Glancing at the downy duvet,
the plump pillows,
the mellow mattress
I reflect.
Is this what I want?
To melt into its supple embrace?
But I’m not tired!

I won’t sleep.
I’ll conquer the world
become President
or an astronaut!

Tomorrow.

Emotions

An adrenaline rush
from your stomach
to your head – soaring

Pent-up tension
needing to evaporate
but instead
it just keeps rising, pushing
boiling, steaming
needing to
get out.

Is it love?
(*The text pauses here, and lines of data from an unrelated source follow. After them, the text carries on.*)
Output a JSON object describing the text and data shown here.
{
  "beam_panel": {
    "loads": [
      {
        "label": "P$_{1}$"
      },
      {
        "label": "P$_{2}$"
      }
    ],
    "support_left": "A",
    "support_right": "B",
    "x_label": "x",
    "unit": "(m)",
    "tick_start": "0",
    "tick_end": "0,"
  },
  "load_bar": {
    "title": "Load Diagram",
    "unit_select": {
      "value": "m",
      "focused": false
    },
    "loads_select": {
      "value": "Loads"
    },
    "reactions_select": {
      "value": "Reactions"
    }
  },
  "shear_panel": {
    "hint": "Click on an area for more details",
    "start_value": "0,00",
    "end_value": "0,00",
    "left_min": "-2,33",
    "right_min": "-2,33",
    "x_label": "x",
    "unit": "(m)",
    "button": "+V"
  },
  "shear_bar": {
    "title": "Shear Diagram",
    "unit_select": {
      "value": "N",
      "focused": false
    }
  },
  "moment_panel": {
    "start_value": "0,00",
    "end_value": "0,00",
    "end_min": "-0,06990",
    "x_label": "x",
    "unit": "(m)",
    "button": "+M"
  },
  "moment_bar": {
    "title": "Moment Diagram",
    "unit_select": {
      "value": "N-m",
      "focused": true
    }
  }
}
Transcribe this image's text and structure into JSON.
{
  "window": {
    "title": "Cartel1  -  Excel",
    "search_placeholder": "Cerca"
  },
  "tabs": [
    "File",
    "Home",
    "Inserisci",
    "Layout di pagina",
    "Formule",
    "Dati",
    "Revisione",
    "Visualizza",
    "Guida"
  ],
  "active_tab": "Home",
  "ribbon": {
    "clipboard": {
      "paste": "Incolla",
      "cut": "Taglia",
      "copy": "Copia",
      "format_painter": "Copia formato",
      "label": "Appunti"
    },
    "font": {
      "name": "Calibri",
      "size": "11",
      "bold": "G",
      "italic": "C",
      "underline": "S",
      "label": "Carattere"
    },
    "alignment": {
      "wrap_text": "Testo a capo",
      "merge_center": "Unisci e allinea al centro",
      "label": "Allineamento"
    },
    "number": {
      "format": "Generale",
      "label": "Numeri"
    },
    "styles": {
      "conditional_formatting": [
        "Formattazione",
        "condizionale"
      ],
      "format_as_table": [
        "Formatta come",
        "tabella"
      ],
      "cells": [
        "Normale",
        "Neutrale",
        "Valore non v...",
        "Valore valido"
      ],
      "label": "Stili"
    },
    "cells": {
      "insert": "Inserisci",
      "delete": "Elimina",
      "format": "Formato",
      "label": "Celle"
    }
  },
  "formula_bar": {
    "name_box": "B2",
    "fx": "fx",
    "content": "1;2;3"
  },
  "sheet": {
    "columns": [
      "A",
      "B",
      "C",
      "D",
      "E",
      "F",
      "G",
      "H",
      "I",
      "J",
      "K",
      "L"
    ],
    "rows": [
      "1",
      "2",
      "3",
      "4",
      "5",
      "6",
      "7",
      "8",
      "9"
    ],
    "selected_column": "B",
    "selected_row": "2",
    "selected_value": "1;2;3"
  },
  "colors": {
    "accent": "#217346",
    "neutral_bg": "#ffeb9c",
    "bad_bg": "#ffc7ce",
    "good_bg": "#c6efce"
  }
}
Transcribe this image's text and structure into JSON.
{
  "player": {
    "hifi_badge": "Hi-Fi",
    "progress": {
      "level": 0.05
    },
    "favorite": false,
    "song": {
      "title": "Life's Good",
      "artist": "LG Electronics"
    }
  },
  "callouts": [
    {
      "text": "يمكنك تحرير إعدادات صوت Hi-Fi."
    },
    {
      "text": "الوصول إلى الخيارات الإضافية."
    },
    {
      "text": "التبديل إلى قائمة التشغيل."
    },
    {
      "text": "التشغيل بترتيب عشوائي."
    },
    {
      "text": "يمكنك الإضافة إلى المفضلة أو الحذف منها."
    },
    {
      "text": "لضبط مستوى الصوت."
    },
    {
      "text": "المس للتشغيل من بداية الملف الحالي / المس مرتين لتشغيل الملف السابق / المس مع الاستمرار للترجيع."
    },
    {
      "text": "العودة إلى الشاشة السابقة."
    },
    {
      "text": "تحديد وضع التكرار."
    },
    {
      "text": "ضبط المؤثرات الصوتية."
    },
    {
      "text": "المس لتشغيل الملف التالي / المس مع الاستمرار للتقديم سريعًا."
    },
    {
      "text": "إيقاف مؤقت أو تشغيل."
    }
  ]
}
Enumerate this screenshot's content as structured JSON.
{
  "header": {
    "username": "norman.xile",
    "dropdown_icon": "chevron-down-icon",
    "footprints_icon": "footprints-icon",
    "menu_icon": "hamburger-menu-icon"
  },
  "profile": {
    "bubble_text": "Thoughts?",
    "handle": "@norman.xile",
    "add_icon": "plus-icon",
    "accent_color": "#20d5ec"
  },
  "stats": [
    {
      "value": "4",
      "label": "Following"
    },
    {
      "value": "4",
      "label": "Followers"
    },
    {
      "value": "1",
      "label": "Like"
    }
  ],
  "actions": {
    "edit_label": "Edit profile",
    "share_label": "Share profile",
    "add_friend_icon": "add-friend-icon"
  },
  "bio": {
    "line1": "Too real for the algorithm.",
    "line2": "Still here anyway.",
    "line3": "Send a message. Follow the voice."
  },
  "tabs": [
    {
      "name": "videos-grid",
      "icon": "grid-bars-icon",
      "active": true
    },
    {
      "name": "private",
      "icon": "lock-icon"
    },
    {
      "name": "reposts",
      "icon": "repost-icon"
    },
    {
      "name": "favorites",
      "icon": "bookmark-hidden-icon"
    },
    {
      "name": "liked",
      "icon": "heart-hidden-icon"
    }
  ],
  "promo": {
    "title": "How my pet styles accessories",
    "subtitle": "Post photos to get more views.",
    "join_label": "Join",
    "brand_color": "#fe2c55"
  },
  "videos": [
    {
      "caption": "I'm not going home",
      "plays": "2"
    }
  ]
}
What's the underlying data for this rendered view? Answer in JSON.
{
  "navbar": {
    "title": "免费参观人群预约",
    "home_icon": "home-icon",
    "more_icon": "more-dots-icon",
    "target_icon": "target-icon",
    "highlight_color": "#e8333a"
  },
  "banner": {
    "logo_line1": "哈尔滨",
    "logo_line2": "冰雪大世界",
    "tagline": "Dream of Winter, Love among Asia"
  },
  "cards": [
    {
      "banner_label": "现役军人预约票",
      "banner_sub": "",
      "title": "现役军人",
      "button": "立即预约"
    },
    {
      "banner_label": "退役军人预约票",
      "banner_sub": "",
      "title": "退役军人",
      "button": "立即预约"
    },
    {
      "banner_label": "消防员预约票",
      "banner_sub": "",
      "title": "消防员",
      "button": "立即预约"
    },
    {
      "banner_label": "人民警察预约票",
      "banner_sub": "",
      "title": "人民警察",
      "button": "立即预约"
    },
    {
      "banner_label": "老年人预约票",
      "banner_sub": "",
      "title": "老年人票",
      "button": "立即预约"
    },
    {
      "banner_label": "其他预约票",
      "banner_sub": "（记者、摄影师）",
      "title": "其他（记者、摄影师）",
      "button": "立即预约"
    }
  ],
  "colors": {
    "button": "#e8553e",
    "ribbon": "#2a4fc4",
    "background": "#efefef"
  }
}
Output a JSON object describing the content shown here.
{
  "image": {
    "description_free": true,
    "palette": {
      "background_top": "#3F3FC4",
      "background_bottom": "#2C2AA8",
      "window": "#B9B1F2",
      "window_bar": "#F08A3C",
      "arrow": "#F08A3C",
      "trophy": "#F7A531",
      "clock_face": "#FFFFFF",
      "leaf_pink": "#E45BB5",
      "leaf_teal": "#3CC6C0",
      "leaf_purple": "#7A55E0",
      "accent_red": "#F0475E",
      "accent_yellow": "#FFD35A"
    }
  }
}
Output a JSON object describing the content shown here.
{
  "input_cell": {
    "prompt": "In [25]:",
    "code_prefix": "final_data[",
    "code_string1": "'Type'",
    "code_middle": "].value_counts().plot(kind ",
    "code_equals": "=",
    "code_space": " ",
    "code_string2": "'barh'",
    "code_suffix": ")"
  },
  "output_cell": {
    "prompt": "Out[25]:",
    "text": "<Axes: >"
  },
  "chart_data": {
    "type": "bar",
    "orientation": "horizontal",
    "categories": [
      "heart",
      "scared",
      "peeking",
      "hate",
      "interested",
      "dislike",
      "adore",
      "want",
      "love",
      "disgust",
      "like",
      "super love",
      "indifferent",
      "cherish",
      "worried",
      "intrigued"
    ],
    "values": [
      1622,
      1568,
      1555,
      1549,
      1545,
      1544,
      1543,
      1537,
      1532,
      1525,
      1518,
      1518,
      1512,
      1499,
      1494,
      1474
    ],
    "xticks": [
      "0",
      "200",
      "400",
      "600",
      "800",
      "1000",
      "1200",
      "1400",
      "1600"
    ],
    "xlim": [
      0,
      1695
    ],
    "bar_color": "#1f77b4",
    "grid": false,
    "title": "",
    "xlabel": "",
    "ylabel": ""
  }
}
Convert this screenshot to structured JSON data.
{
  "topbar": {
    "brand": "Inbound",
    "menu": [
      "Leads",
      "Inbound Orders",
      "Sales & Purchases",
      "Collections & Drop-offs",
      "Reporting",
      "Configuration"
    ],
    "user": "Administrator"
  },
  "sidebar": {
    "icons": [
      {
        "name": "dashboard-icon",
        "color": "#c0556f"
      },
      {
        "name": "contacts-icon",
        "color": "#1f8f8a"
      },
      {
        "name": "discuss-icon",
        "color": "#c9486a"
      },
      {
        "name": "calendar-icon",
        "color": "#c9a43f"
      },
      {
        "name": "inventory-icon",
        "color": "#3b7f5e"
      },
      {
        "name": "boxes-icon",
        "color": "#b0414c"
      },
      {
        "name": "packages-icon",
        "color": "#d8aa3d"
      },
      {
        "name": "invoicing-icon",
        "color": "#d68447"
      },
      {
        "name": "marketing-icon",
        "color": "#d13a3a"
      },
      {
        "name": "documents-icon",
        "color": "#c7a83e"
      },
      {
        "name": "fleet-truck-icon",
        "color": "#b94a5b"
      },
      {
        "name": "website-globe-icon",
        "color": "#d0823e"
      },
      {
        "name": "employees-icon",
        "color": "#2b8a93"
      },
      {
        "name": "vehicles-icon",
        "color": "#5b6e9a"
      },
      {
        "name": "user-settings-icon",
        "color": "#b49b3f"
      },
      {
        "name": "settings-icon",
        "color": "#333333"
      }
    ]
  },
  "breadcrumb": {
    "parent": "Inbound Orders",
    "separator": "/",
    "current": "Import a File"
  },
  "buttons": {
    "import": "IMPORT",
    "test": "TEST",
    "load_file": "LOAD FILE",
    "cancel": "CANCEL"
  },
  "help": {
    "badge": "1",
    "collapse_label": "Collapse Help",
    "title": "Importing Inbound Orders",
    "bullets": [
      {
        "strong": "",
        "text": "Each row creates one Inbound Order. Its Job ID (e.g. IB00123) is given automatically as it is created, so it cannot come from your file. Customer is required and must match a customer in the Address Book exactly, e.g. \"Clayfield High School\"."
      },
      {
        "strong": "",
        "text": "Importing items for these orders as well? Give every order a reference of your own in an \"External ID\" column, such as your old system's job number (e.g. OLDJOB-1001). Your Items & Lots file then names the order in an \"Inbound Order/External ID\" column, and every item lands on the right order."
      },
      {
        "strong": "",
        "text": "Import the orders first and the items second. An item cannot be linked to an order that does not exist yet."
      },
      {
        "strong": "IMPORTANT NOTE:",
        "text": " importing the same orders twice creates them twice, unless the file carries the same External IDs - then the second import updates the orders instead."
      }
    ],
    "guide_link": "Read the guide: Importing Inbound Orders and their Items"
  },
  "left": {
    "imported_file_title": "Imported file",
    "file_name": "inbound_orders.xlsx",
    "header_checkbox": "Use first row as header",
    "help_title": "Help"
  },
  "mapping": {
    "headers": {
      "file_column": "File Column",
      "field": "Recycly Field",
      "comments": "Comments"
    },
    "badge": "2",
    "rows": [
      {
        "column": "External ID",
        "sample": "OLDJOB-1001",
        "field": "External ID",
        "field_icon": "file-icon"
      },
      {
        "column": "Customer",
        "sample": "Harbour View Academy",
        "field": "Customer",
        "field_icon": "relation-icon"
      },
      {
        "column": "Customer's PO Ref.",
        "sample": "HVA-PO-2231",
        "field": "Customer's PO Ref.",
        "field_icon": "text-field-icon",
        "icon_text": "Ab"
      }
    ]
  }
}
Affection?
Or more,
a kind of anger,
frustration?

They say you should breathe
“count to ten”
or whatever.
Does it really work
if you’re
suffering?

Quarantine

My beard has grown long,
many protein-made appendages;
it was quite a bodily throng.

We can listen to Dire Straits
and scribble on tree derivatives.
We have not yet met our fates
and we shouldn’t see our relatives.

This is a time for family unity
except, from a distance
and perhaps worshipping a deity.
It provides much-needed resonance
in a house, now a community.

Meet your friends, can you not;
only through a digital medium
can you see their untidy cot
while they’re playing games marked “freemium”.

Who knows how long this will last;
at least I’ve got time to fantasise
about all the ladies I’ve made aghast.